Nous disposons en revanche, dans notre corpus latin, de trois sources qui rapportent ce mythe. Voici comment Hygin, auteur du Ier siècle de notre ère, raconte la punition de Marsyas dans ses Fabulae :
« Marsyas ainsi vaincu, Apollon le lia à un arbre et le remit à un Scythe qui l’écorcha (separauit), membre par membre (membratim) ; le reste de son corps (reliquum corpus) fut remis à Olympos pour l’ensevelir, et c’est de son sang que la rivière Marsyas tient son nom ».
Hygin insiste sur la minutie de l’opération qui consiste à « séparer » le corps de l’une de ses parties, à la mettre de côté, de manière méthodique et progressive, membratim, « membre par membre ». Le fabuliste ne précise pas ce qui est séparé de Marsyas, selon son habituelle et sèche concision. L’emploi du verbe en usage absolu surprend et peut évoquer la découpe d’une victime dans le cadre d’un sacrifice. Il est intéressant de constater que chez Hygin, c’est non pas Apollon lui-même mais un de ses compagnons scythes, peuple réputé mangeur d’homme, voire collectionneur de crânes-gobelets et de serviettes-scalps, qui procède à l’écorchage. On peut alors s’attendre à ce que la peau du vaincu victime de son hybris soit érigée en trophée. Mais ce qui nous frappe ici, c’est que la dépouille de Marsyas soit absente de cette représentation de son écorchage, nous ne savons pas ce qu’il en advient. Seul est mentionné « le reste de son corps » (reliquum corpus), à l’exclusion de la peau. Nous notons toutefois que même si elle n’est pas évoquée directement, la peau ne joue plus son rôle d’enveloppe corporelle, de contention, et le sang quitte le corps, se répand abondamment, au point de former un fleuve, qui prend le nom de Marsyas. Cette tradition étiologique, liée à l’écoulement du sang – et qui diffère en cela de la tradition de Xénophon –, ne nous est pas connue par ailleurs.
La deuxième source est double. En effet, le récit de la mise à mort de Marsyas nous est donné à deux reprises par Ovide, une fois dans les Métamorphoses :
« Quand on eut ainsi raconté la fin de ces hommes du peuple de Lycie, un autre rappela celle du satyre que le fils de Latone punit après l’avoir vaincu à la flûte de Minerve. ‘Pourquoi m’arraches-tu à moi-même (me mihi detrahis)? dit-il. Ah, je regrette ! criait-il. Ah ! Une flûte ne vaut pas tant !’ Et tandis qu’il criait, sa peau fut déchirée (cutis est direpta) sur la surface de ses membres : ce n’était plus qu’une plaie (uulnus). Son sang coule de toutes parts, ses nerfs mis à nus (detecti nerui) s’offrent aux regards, ses veines (uenae), sans la peau (sine ulla pelle), palpitent (micant) et tressaillent (trepidae) ; l’on pourrait dénombrer dans sa poitrine ses viscères grouillants (salientia uiscera), ses fibres transparentes (perlucentes fibras) »

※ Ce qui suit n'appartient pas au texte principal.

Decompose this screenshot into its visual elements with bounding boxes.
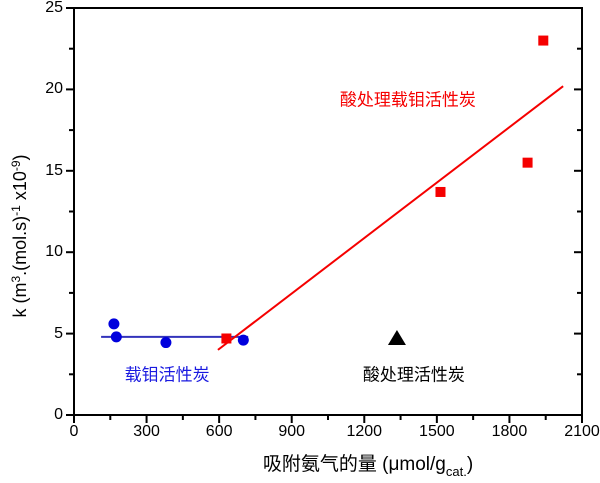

Une autre fois, plus brièvement, dans les Fastes :
« Phébus vainqueur le pendit ; ses membres coupés se retirèrent de sa peau (recesserunt a cute) ».
Cette évocation froide sort de la bouche de Minerve. On peut remarquer ici que, contrairement à Hérodote, la pendaison précède l’écorchage, c’est le vivant que l’on suspend, pas la peau-relique. Le supplice est évoqué en termes neutres avec le verbe recedere, « se retirer ». L’action de Phébus est effacée au profit d’une sorte de séparation spontanée, comme si les membres quittaient seuls la peau. Cette action est mise en valeur par la césure entre recesserunt et a cute. Point de violence ni de pathétique dans ce passage. Le corps mort, après supplice, devient deux entités distinctes, des membra nus et une cutis. Minerve dans son récit n’en dit pas plus : la peau disparaît, ne reste que l’invention de la flûte attribuée à la déesse. Le satyre, qui n’est même pas nommé, et sa dépouille ne laissent pas de trace, ne sont pas dignes d’êtres célébrés dans ce catalogue des dates et fêtes sacrées que sont les Fastes. Le mythe, intégré au calendrier romain, et absorbé dans la culture romaine peut-être dès le IVème siècle av. J.-C., comme la statue de Marsyas sur le forum, ne laisse pas de place à la relique de peau.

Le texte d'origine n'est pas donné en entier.